O hinário de Dona Benedita

Ex-feirante e crente praticante, na capital paulista, Dona Benedita cortou um dobrado ao ver a filha Angeli partir para a Finlândia, na esperança de reconquistar a guarda do infante que para lá havia sido levado pelo egípcio ex-marido, uma vez o matrimônio rompido.

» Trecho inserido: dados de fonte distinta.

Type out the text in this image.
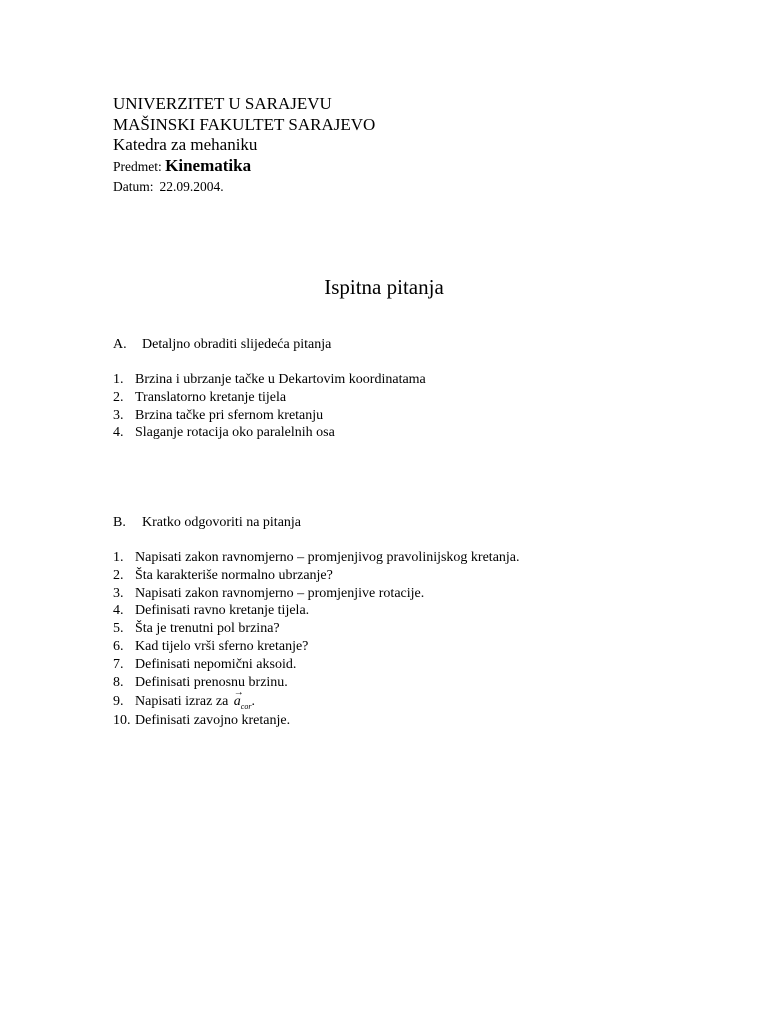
UNIVERZITET U SARAJEVU
MAŠINSKI FAKULTET SARAJEVO
Katedra za mehaniku
Predmet: Kinematika
Datum: 22.09.2004.
Ispitna pitanja
A. Detaljno obraditi slijedeća pitanja
1. Brzina i ubrzanje tačke u Dekartovim koordinatama
2. Translatorno kretanje tijela
3. Brzina tačke pri sfernom kretanju
4. Slaganje rotacija oko paralelnih osa
B. Kratko odgovoriti na pitanja
1. Napisati zakon ravnomjerno – promjenjivog pravolinijskog kretanja.
2. Šta karakteriše normalno ubrzanje?
3. Napisati zakon ravnomjerno – promjenjive rotacije.
4. Definisati ravno kretanje tijela.
5. Šta je trenutni pol brzina?
6. Kad tijelo vrši sferno kretanje?
7. Definisati nepomični aksoid.
8. Definisati prenosnu brzinu.
9. Napisati izraz za
→
$a_{cor}$.
10. Definisati zavojno kretanje.
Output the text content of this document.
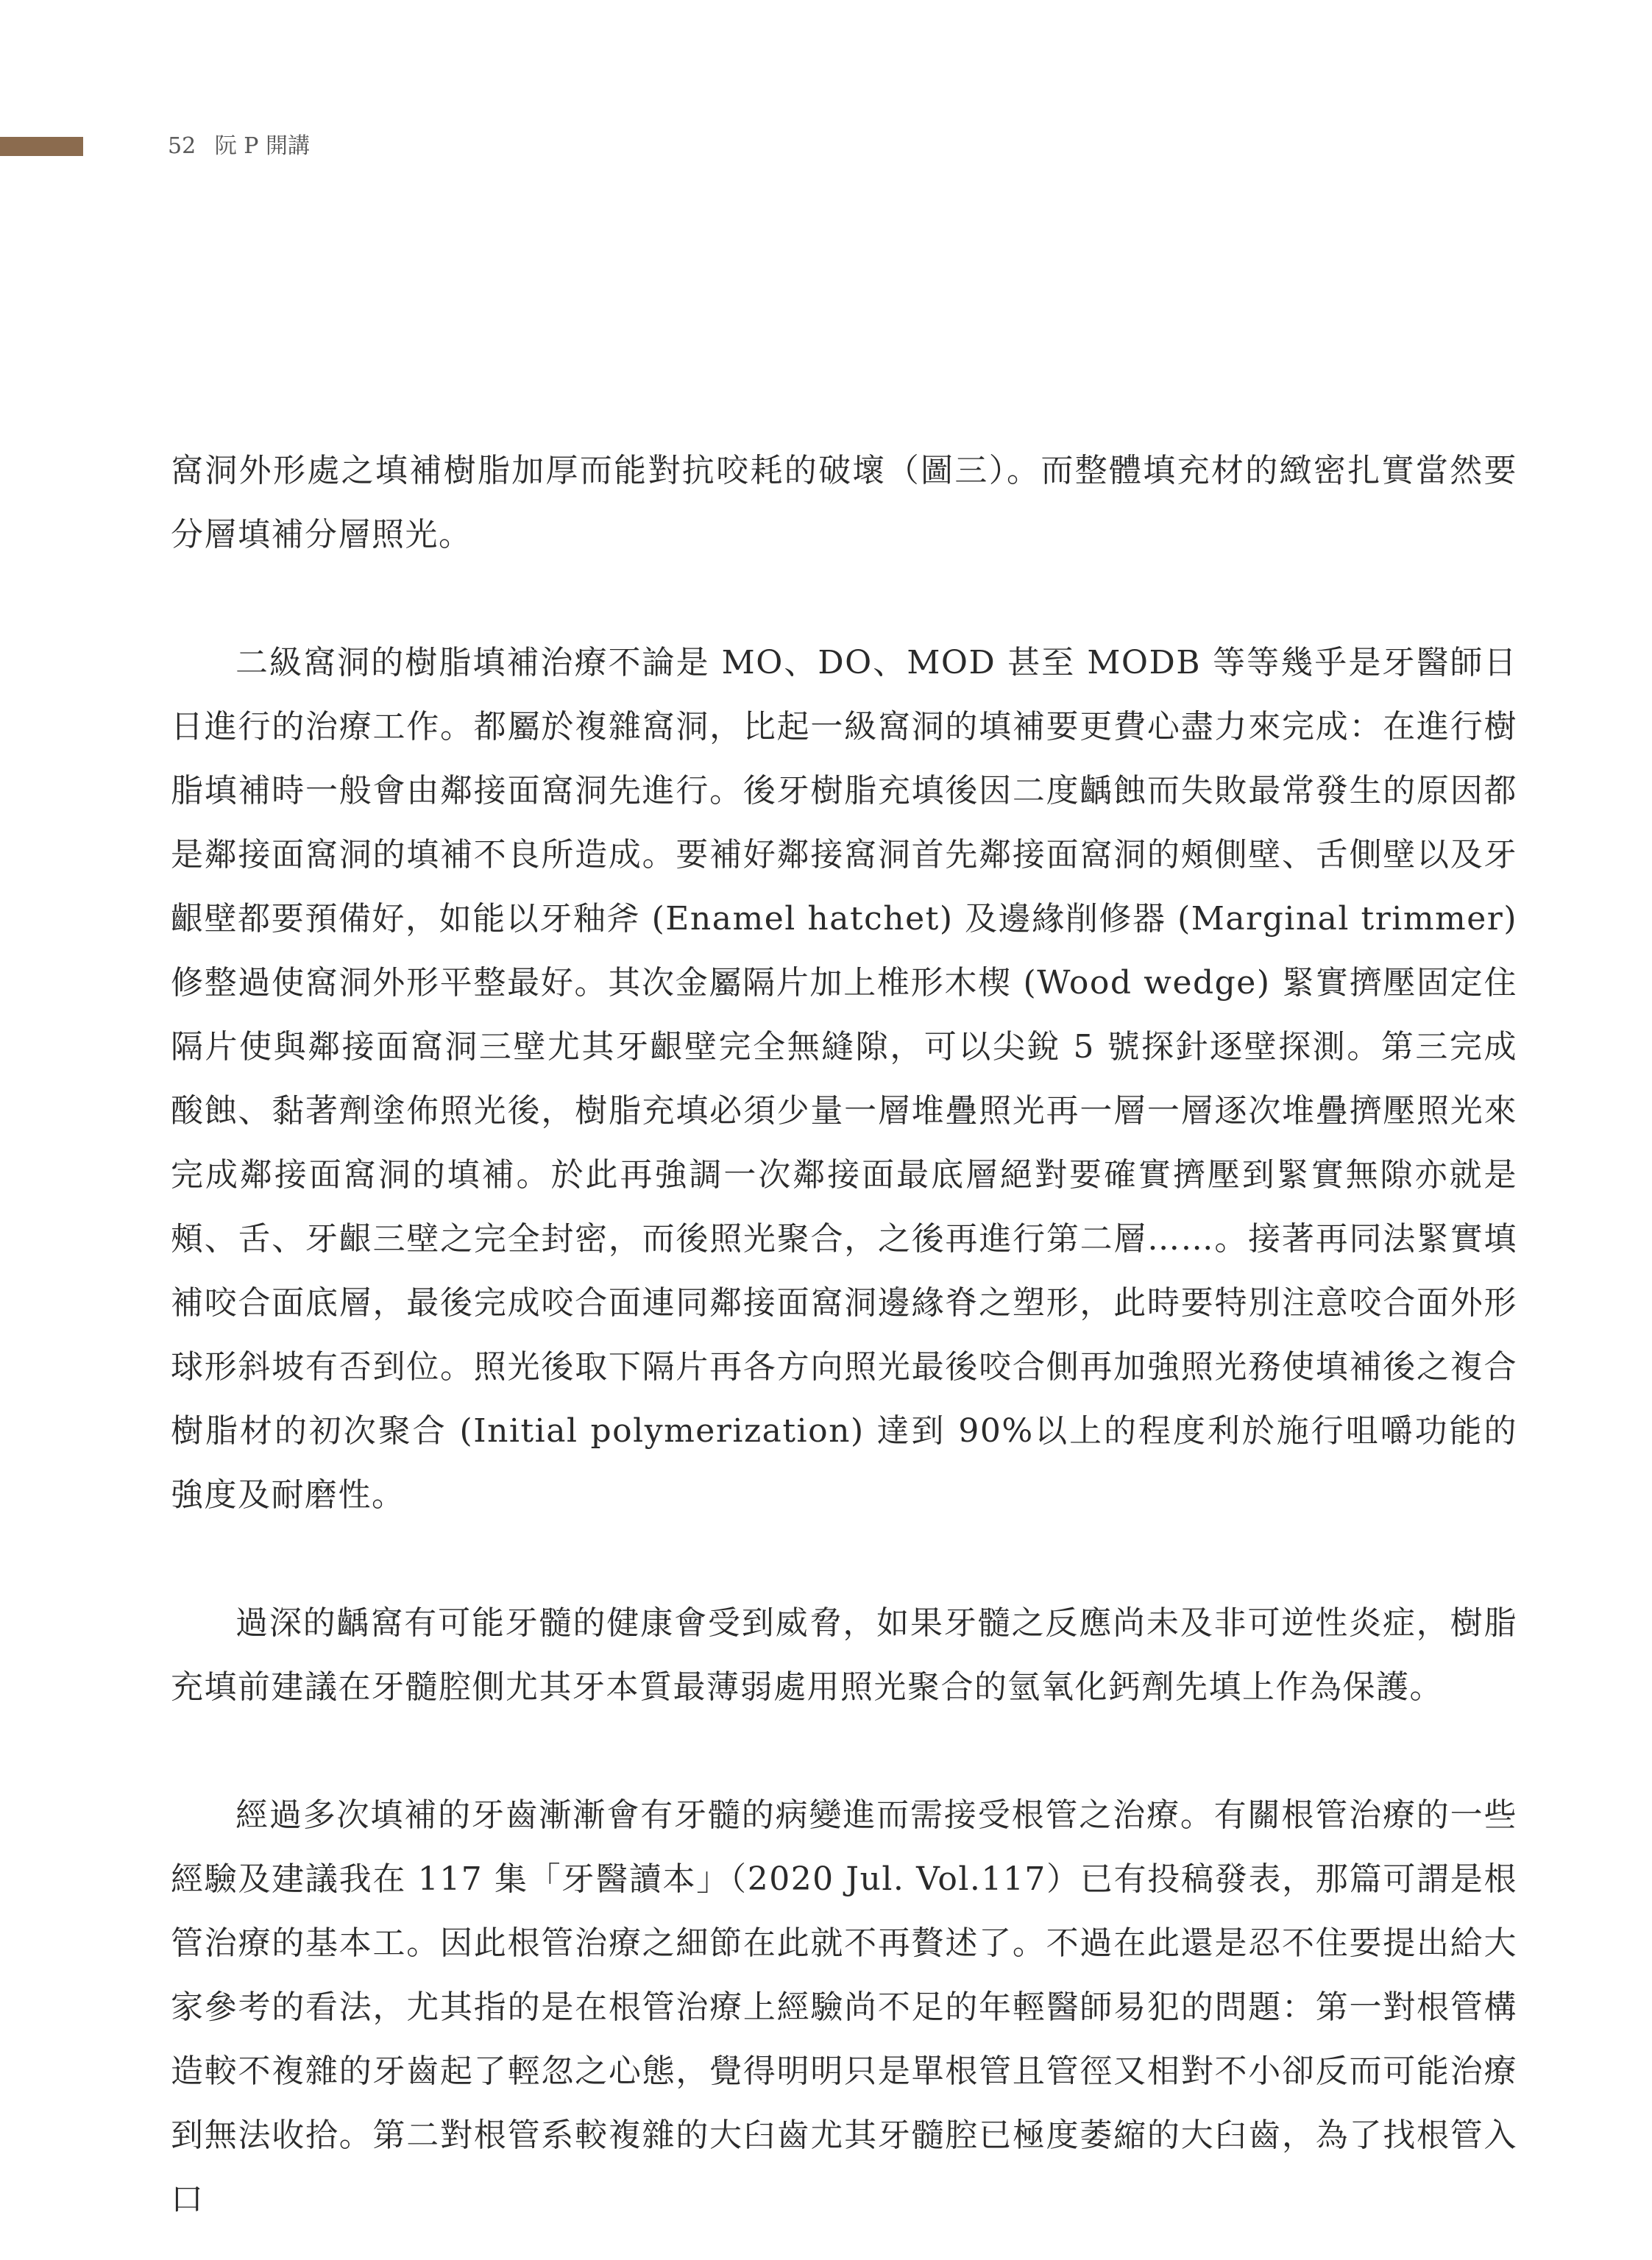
52 阮 P 開講

窩洞外形處之填補樹脂加厚而能對抗咬耗的破壞（圖三）。而整體填充材的緻密扎實當然要分層填補分層照光。

二級窩洞的樹脂填補治療不論是 MO、DO、MOD 甚至 MODB 等等幾乎是牙醫師日日進行的治療工作。都屬於複雜窩洞，比起一級窩洞的填補要更費心盡力來完成：在進行樹脂填補時一般會由鄰接面窩洞先進行。後牙樹脂充填後因二度齲蝕而失敗最常發生的原因都是鄰接面窩洞的填補不良所造成。要補好鄰接窩洞首先鄰接面窩洞的頰側壁、舌側壁以及牙齦壁都要預備好，如能以牙釉斧 (Enamel hatchet) 及邊緣削修器 (Marginal trimmer) 修整過使窩洞外形平整最好。其次金屬隔片加上椎形木楔 (Wood wedge) 緊實擠壓固定住隔片使與鄰接面窩洞三壁尤其牙齦壁完全無縫隙，可以尖銳 5 號探針逐壁探測。第三完成酸蝕、黏著劑塗佈照光後，樹脂充填必須少量一層堆疊照光再一層一層逐次堆疊擠壓照光來完成鄰接面窩洞的填補。於此再強調一次鄰接面最底層絕對要確實擠壓到緊實無隙亦就是頰、舌、牙齦三壁之完全封密，而後照光聚合，之後再進行第二層……。接著再同法緊實填補咬合面底層，最後完成咬合面連同鄰接面窩洞邊緣脊之塑形，此時要特別注意咬合面外形球形斜坡有否到位。照光後取下隔片再各方向照光最後咬合側再加強照光務使填補後之複合樹脂材的初次聚合 (Initial polymerization) 達到 90%以上的程度利於施行咀嚼功能的強度及耐磨性。

過深的齲窩有可能牙髓的健康會受到威脅，如果牙髓之反應尚未及非可逆性炎症，樹脂充填前建議在牙髓腔側尤其牙本質最薄弱處用照光聚合的氫氧化鈣劑先填上作為保護。

經過多次填補的牙齒漸漸會有牙髓的病變進而需接受根管之治療。有關根管治療的一些經驗及建議我在 117 集「牙醫讀本」（2020 Jul. Vol.117）已有投稿發表，那篇可謂是根管治療的基本工。因此根管治療之細節在此就不再贅述了。不過在此還是忍不住要提出給大家參考的看法，尤其指的是在根管治療上經驗尚不足的年輕醫師易犯的問題：第一對根管構造較不複雜的牙齒起了輕忽之心態，覺得明明只是單根管且管徑又相對不小卻反而可能治療到無法收拾。第二對根管系較複雜的大臼齒尤其牙髓腔已極度萎縮的大臼齒，為了找根管入口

E tanto foi que não suportou o distanciamento que tomou a decisão de se juntar à filha, para lhe dar força e inspiração em sua nobre missão. Dentre os poucos pertences que carregou, fez questão de levar seu hinário evangélico, o bálsamo da solitária viuvez, e pilar da modéstia e sensatez.

Não contava, entretanto, com o inesperado dum satânico encontro. Caiu logo de paixão por um paraplégico loirão que já não mais deixava o colchão. E o que a princípio lhe parecera uma cristã e solidária companhia, converteu-se de repente, ou gradualmente - nunca o esclareceu pra gente - numa diabólica armadilha.

O novo amado, em filmes pornôs, era viciado. E questão absoluta fazia, ou por uma força estranha a compelia, a comandar o controle remoto, apesar do humilde olhar devoto, no sagrado hinário sempre fixado, para não deixar cair em tentação o seu puro coração.

Embora sem lograr o intento de recuperar a guarda do filhinho, Angeli viu-se forçada a retornar ao Brasil e, mais uma vez solidária, Dona Benedita, mais que sexagenária, confessou-me seu pesar de das mãos inertes do parceiro o hinário ter de arrebatar.